I want to be able to quickly check and access the PDF EXIF Data of JPGs embedded into it. I can achieve this functionality by saving the image to a stream using pdfExtractor.GetNextImage, but it’s quite slow. Is there any way I can access the PDF EXIF Data more quickly and remove all Metadata from JPG, eg, by accessing the stream data directly without saving it?

Thanks, Jamie

asad.ali · August 10, 2021, 8:28pm

@jamiekitson

We need to investigate the requirement of accessing PDF EXIF Data and removing JPG Metadata. Could you please share a sample PDF along with sample code snippet that is already being used and is slow? We will log an investigation ticket and share the ID with you.

jamiekitson · August 11, 2021, 8:59am

Thanks

    private static System.Drawing.RotateFlipType CheckPdf(string filepath)
    {
        // Open input PDF
        using (PdfExtractor pdfExtractor = new PdfExtractor())
        {
            pdfExtractor.BindPdf(filepath);

            // Extract images
            pdfExtractor.ExtractImage();
            // Get all the extracted images
            while (pdfExtractor.HasNextImage())
            {
                // Read image into memory stream
                using (MemoryStream memoryStream = new MemoryStream())
                {
                    pdfExtractor.GetNextImage(memoryStream);
                    using (var img = System.Drawing.Image.FromStream(memoryStream))
                        return ExifRotate(img);
                    //log($"File '{filepath}' rotation: {rot}", rot == System.Drawing.RotateFlipType.RotateNoneFlipNone ? 2 : 0);
                }
            }
        } // */
        return System.Drawing.RotateFlipType.RotateNoneFlipNone;
    }

    private static System.Drawing.RotateFlipType ExifRotate(System.Drawing.Image img)
    {
        const int exifOrientationID = 0x112; //274

        var rot = System.Drawing.RotateFlipType.RotateNoneFlipNone;

        if (img.PropertyIdList.Contains(exifOrientationID))
        {
            var prop = img.GetPropertyItem(exifOrientationID);
            int val = BitConverter.ToUInt16(prop.Value, 0);

            if (val == 3 || val == 4)
                rot = System.Drawing.RotateFlipType.Rotate180FlipNone;
            else if (val == 5 || val == 6)
                rot = System.Drawing.RotateFlipType.Rotate90FlipNone;
            else if (val == 7 || val == 8)
                rot = System.Drawing.RotateFlipType.Rotate270FlipNone;

            if (val == 2 || val == 4 || val == 5 || val == 7)
                rot |= System.Drawing.RotateFlipType.RotateNoneFlipX;
        }

        return rot;
    }

jamiekitson · August 11, 2021, 9:00am

RotatedGuitar.pdf (1.7 MB)
RotatedWord.pdf (140.6 KB)

jamiekitson · August 11, 2021, 2:27pm

My next question is going to be whether we can remove this EXIF JPG metadata with Aspose, either in situ or otherwise.

asad.ali · August 11, 2021, 7:28pm

@jamiekitson

We have logged two following investigation tickets in our issue tracking system for your requirements;

PDFNET-50377 (Quickly access the EXIF data of embedded image)
PDFNET-50378 (Remove EXIF data of embedded image using Aspose.PDF)

We will surely look into details of these tickets and keep you posted with the status of their resolution. Please be patient and spare us some time.

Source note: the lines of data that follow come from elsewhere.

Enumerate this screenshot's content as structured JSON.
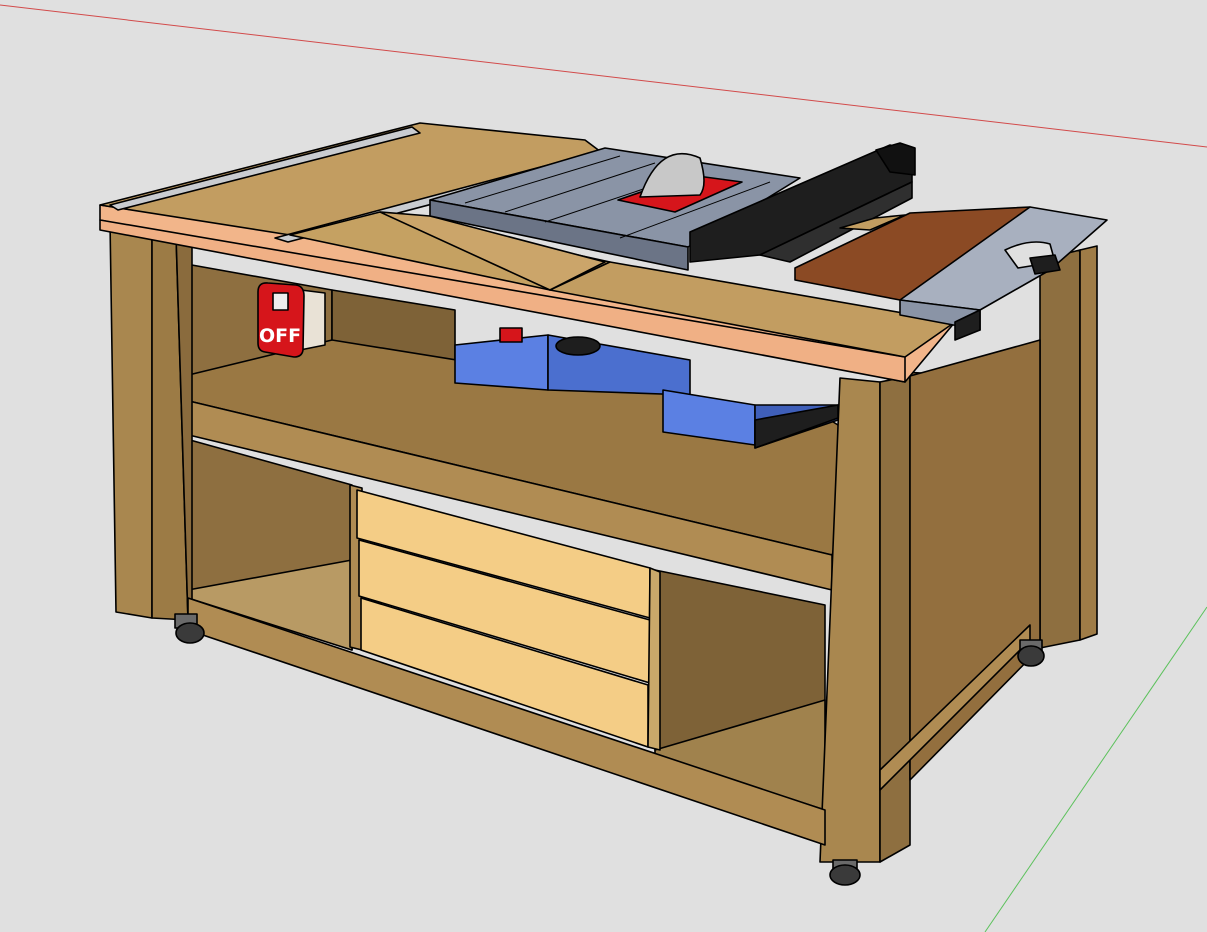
{
  "scene": {
    "background": "#e0e0e0",
    "axis_red": "#d24a4a",
    "axis_green": "#5cc15c"
  },
  "switch": {
    "label": "OFF",
    "color": "#d6151b"
  },
  "colors": {
    "mdf_face": "#b08c53",
    "mdf_dark": "#8e6f40",
    "mdf_light": "#c29d61",
    "top_edge": "#f2b58a",
    "drawer_front": "#f4cd86",
    "saw_gray": "#8a94a6",
    "saw_blue": "#5b80e3",
    "fence_black": "#1e1e1e",
    "walnut": "#8b4a24",
    "caster": "#3a3a3a"
  }
}
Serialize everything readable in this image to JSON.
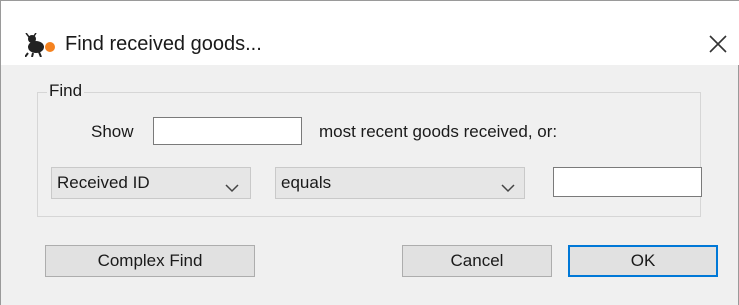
{
  "window": {
    "title": "Find received goods...",
    "icons": {
      "app": "mosquito-icon",
      "close": "close-icon"
    }
  },
  "find_group": {
    "label": "Find",
    "show_label": "Show",
    "recent_count_value": "",
    "recent_suffix": "most recent goods received, or:",
    "field_select": {
      "selected": "Received ID"
    },
    "operator_select": {
      "selected": "equals"
    },
    "criteria_value": ""
  },
  "buttons": {
    "complex_find": "Complex Find",
    "cancel": "Cancel",
    "ok": "OK"
  },
  "colors": {
    "accent": "#0078d7",
    "dialog_bg": "#f0f0f0"
  }
}
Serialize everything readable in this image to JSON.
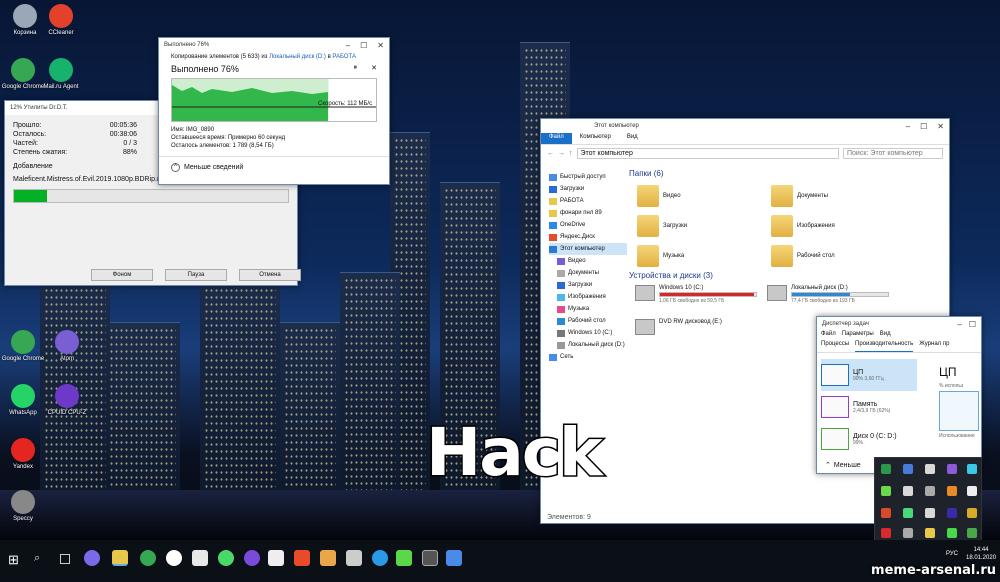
{
  "desktop": {
    "icons": [
      {
        "label": "Корзина",
        "color": "#9aa7b6"
      },
      {
        "label": "CCleaner",
        "color": "#e4412d"
      },
      {
        "label": "Google Chrome",
        "color": "#36a853"
      },
      {
        "label": "Mail.ru Agent",
        "color": "#17b26b"
      },
      {
        "label": "Google Chrome",
        "color": "#36a853"
      },
      {
        "label": "Atom",
        "color": "#7a5fd4"
      },
      {
        "label": "WhatsApp",
        "color": "#25d366"
      },
      {
        "label": "CPUID CPU-Z",
        "color": "#6d39c9"
      },
      {
        "label": "Yandex",
        "color": "#e52620"
      },
      {
        "label": "Speccy",
        "color": "#888888"
      }
    ]
  },
  "download": {
    "title": "12% Утилиты Dr.D.T.",
    "rows": [
      {
        "label": "Прошло:",
        "value": "00:05:36"
      },
      {
        "label": "Осталось:",
        "value": "00:38:06"
      },
      {
        "label": "Частей:",
        "value": "0 / 3"
      },
      {
        "label": "Степень сжатия:",
        "value": "88%"
      }
    ],
    "section": "Добавление",
    "file": "Maleficent.Mistress.of.Evil.2019.1080p.BDRip.mkv",
    "progress": 0.12,
    "buttons": [
      "Фоном",
      "Пауза",
      "Отмена"
    ]
  },
  "copy": {
    "title": "Выполнено 76%",
    "line": "Копирование элементов (5 633) из",
    "src": "Локальный диск (D:)",
    "to": "в",
    "dst": "РАБОТА",
    "done": "Выполнено 76%",
    "speed": "Скорость: 112 МБ/с",
    "name_label": "Имя:",
    "name": "IMG_0890",
    "time_label": "Оставшееся время:",
    "time": "Примерно 60 секунд",
    "items_label": "Осталось элементов:",
    "items": "1 789 (8,54 ГБ)",
    "less": "Меньше сведений",
    "progress": 0.76
  },
  "explorer": {
    "title": "Этот компьютер",
    "tabs": [
      "Файл",
      "Компьютер",
      "Вид"
    ],
    "address": "Этот компьютер",
    "search": "Поиск: Этот компьютер",
    "nav": [
      "Быстрый доступ",
      "Загрузки",
      "РАБОТА",
      "фонари пнл 89",
      "OneDrive",
      "Яндекс.Диск",
      "Этот компьютер",
      "Видео",
      "Документы",
      "Загрузки",
      "Изображения",
      "Музыка",
      "Рабочий стол",
      "Windows 10 (C:)",
      "Локальный диск (D:)",
      "Сеть"
    ],
    "folders_header": "Папки (6)",
    "folders": [
      "Видео",
      "Документы",
      "Загрузки",
      "Изображения",
      "Музыка",
      "Рабочий стол"
    ],
    "devices_header": "Устройства и диски (3)",
    "drives": [
      {
        "name": "Windows 10 (C:)",
        "free": "1,06 ГБ свободно из 59,5 ГБ",
        "fill": 0.98,
        "color": "#d9262a"
      },
      {
        "name": "Локальный диск (D:)",
        "free": "77,4 ГБ свободно из 193 ГБ",
        "fill": 0.6,
        "color": "#2a8ad8"
      },
      {
        "name": "DVD RW дисковод (E:)",
        "free": "",
        "fill": 0,
        "color": "#2a8ad8"
      }
    ],
    "status": "Элементов: 9"
  },
  "taskmgr": {
    "title": "Диспетчер задач",
    "menu": [
      "Файл",
      "Параметры",
      "Вид"
    ],
    "tabs": [
      "Процессы",
      "Производительность",
      "Журнал пр"
    ],
    "items": [
      {
        "name": "ЦП",
        "val": "90% 3,60 ГГц"
      },
      {
        "name": "Память",
        "val": "2,4/3,9 ГБ (62%)"
      },
      {
        "name": "Диск 0 (C: D:)",
        "val": "99%"
      }
    ],
    "big": "ЦП",
    "pct": "% использ",
    "sub": "Использование",
    "less": "Меньше"
  },
  "meme": {
    "caption": "Hack"
  },
  "taskbar": {
    "lang": "РУС",
    "time": "14:44",
    "date": "18.01.2020"
  },
  "watermark": "meme-arsenal.ru"
}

We are sorry for the inconvenience.

edtsoftware · April 16, 2024, 2:13am

We are also interested in these two tickets. Have there been any developments since this message was posted?

Thanks

asad.ali · April 16, 2024, 4:25pm

@edtsoftware

We are afraid that no progress has been made yet towards the tickets resolution. However, your concerns have been recorded and we will surely update you once we have some updates. Please spare us some time.